Auch die betroffene Corinna Mader sagt, es sei ein Problem, dass viele Behinderungen mit Begleiterscheinungen einhergehen, zum Beispiel haben viele Patienten mit Muskelkrankheiten Atemprobleme. „Wenn das die Chancen bei der Triage senkt, macht mir das Angst. Man ist schnell bei der Frage: Welches Leben ist wie viel wert?“
Notfallmediziner Andrej Michalsen sagt: „Natürlich darf eine Behinderung nicht zur Benachteiligung führen – aber eben auch nicht zur Bevorzugung. Ich muss alle gleich behandeln und nur die Überlebenswahrscheinlichkeit beachten. Und wenn diese durch eine Begleiterkrankung einer Behinderung oder das Alter gemindert ist, dann muss ich das berücksichtigen dürfen.“ Wie soll es nun weitergehen?

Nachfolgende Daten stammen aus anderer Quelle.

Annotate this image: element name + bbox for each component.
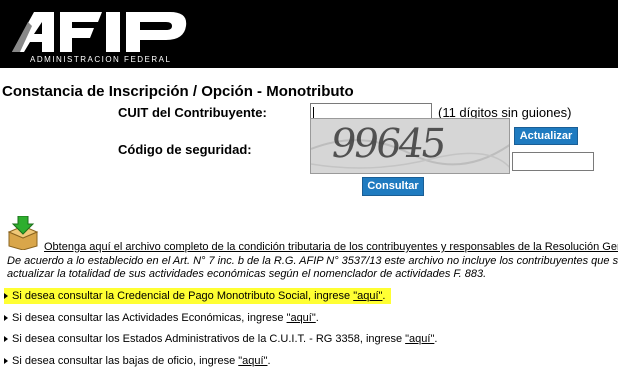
highlight-mark: Si desea consultar la Credencial de Pago…: [4, 288, 392, 304]
security-code-input[interactable]: [512, 152, 594, 171]
submit-button[interactable]: Consultar: [362, 177, 424, 196]
aqui-link[interactable]: "aquí": [405, 333, 434, 345]
note-line-2: actualizar la totalidad de sus actividad…: [7, 268, 487, 280]
captcha-text: 99645: [327, 121, 447, 167]
list-item-bajas: Si desea consultar las bajas de oficio, …: [4, 355, 271, 367]
list-item-suffix: .: [267, 355, 271, 367]
list-item-estados: Si desea consultar los Estados Administr…: [4, 333, 437, 345]
captcha-image: 99645: [310, 118, 510, 174]
aqui-link[interactable]: "aquí": [238, 355, 267, 367]
bullet-icon: [4, 315, 8, 322]
note-line-1: De acuerdo a lo establecido en el Art. N…: [7, 255, 618, 267]
cuit-label: CUIT del Contribuyente:: [118, 105, 267, 120]
refresh-captcha-button[interactable]: Actualizar: [514, 127, 578, 145]
bullet-icon: [4, 358, 8, 365]
list-item-credencial: Si desea consultar la Credencial de Pago…: [4, 288, 392, 304]
list-item-text: Si desea consultar los Estados Administr…: [12, 333, 406, 345]
text-cursor: [313, 107, 314, 118]
aqui-link[interactable]: "aquí": [287, 312, 316, 324]
list-item-suffix: .: [315, 312, 319, 324]
download-box-icon[interactable]: [6, 216, 40, 250]
logo-subtitle: ADMINISTRACION FEDERAL: [30, 55, 172, 64]
download-file-link[interactable]: Obtenga aquí el archivo completo de la c…: [44, 241, 618, 253]
afip-logo[interactable]: [10, 8, 196, 54]
list-item-text: Si desea consultar las bajas de oficio, …: [12, 355, 239, 367]
list-item-actividades: Si desea consultar las Actividades Econó…: [4, 312, 319, 324]
bullet-icon: [4, 293, 8, 300]
list-item-text: Si desea consultar la Credencial de Pago…: [12, 290, 354, 302]
page-title: Constancia de Inscripción / Opción - Mon…: [2, 83, 354, 100]
bullet-icon: [4, 336, 8, 343]
site-header: ADMINISTRACION FEDERAL: [0, 0, 618, 68]
security-code-label: Código de seguridad:: [118, 142, 252, 157]
list-item-text: Si desea consultar las Actividades Econó…: [12, 312, 287, 324]
aqui-link[interactable]: "aquí": [353, 290, 382, 302]
list-item-suffix: .: [434, 333, 438, 345]
list-item-suffix: .: [382, 290, 386, 302]
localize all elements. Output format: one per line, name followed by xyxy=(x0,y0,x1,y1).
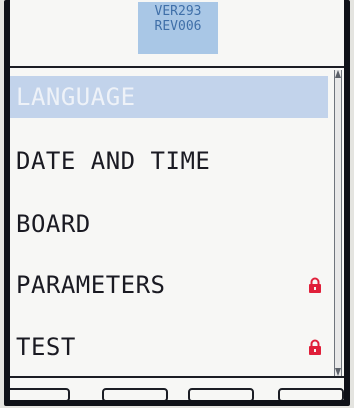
padlock-icon xyxy=(309,339,321,355)
menu-item-label: PARAMETERS xyxy=(16,271,166,299)
padlock-icon xyxy=(309,277,321,293)
menu-item-board[interactable]: BOARD xyxy=(10,203,328,245)
softkey-3[interactable] xyxy=(188,388,254,400)
menu-item-label: TEST xyxy=(16,333,76,361)
scroll-down-icon[interactable] xyxy=(335,368,341,376)
menu-item-parameters[interactable]: PARAMETERS xyxy=(10,264,328,306)
scroll-up-icon[interactable] xyxy=(335,70,341,78)
revision-text: REV006 xyxy=(154,19,202,34)
softkey-1[interactable] xyxy=(10,388,70,400)
menu-item-language[interactable]: LANGUAGE xyxy=(10,76,328,118)
version-box: VER293 REV006 xyxy=(138,2,218,54)
softkey-bar xyxy=(10,382,344,400)
display-screen: VER293 REV006 LANGUAGE DATE AND TIME BOA… xyxy=(10,0,344,400)
footer-divider xyxy=(10,376,344,378)
menu-item-date-and-time[interactable]: DATE AND TIME xyxy=(10,140,328,182)
menu-item-label: LANGUAGE xyxy=(16,83,136,111)
menu-item-label: BOARD xyxy=(16,210,91,238)
menu-item-test[interactable]: TEST xyxy=(10,326,328,368)
menu-item-label: DATE AND TIME xyxy=(16,147,211,175)
settings-menu: LANGUAGE DATE AND TIME BOARD PARAMETERS … xyxy=(10,70,328,376)
menu-scrollbar[interactable] xyxy=(334,70,342,376)
softkey-4[interactable] xyxy=(278,388,344,400)
header-divider xyxy=(10,66,344,68)
softkey-2[interactable] xyxy=(102,388,168,400)
version-text: VER293 xyxy=(154,4,202,19)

Gibt es eine Alternative zum Triage-Gesetz?
Jutta Pagel-Steidl kennt keine bessere Alternative. Doch es brauche eine breite Debatte unter Beteiligung von Menschen mit Behinderung. „Wir brauchen einen wirksamen Schutz vor Benachteiligungen bei allen Notlagen, also beispielsweise auch bei Hochwasser oder schweren Unfällen.“ Sie wolle eine Triage-Gesetzgebung für alle Notfälle.
Genau diesen Fall fürchtet jedoch Intensivmediziner Andrej Michalsen am meisten. Wenn dieses Gesetz allgemeingültig würde, würde es auf eine Weise in seine ärztliche Berufsfreiheit eingreifen, die er nicht tolerieren könnte. „Wir Ärzte werden uns dagegen wehren, weil es unsere Arbeit teilweise unmöglich macht“, sagt er.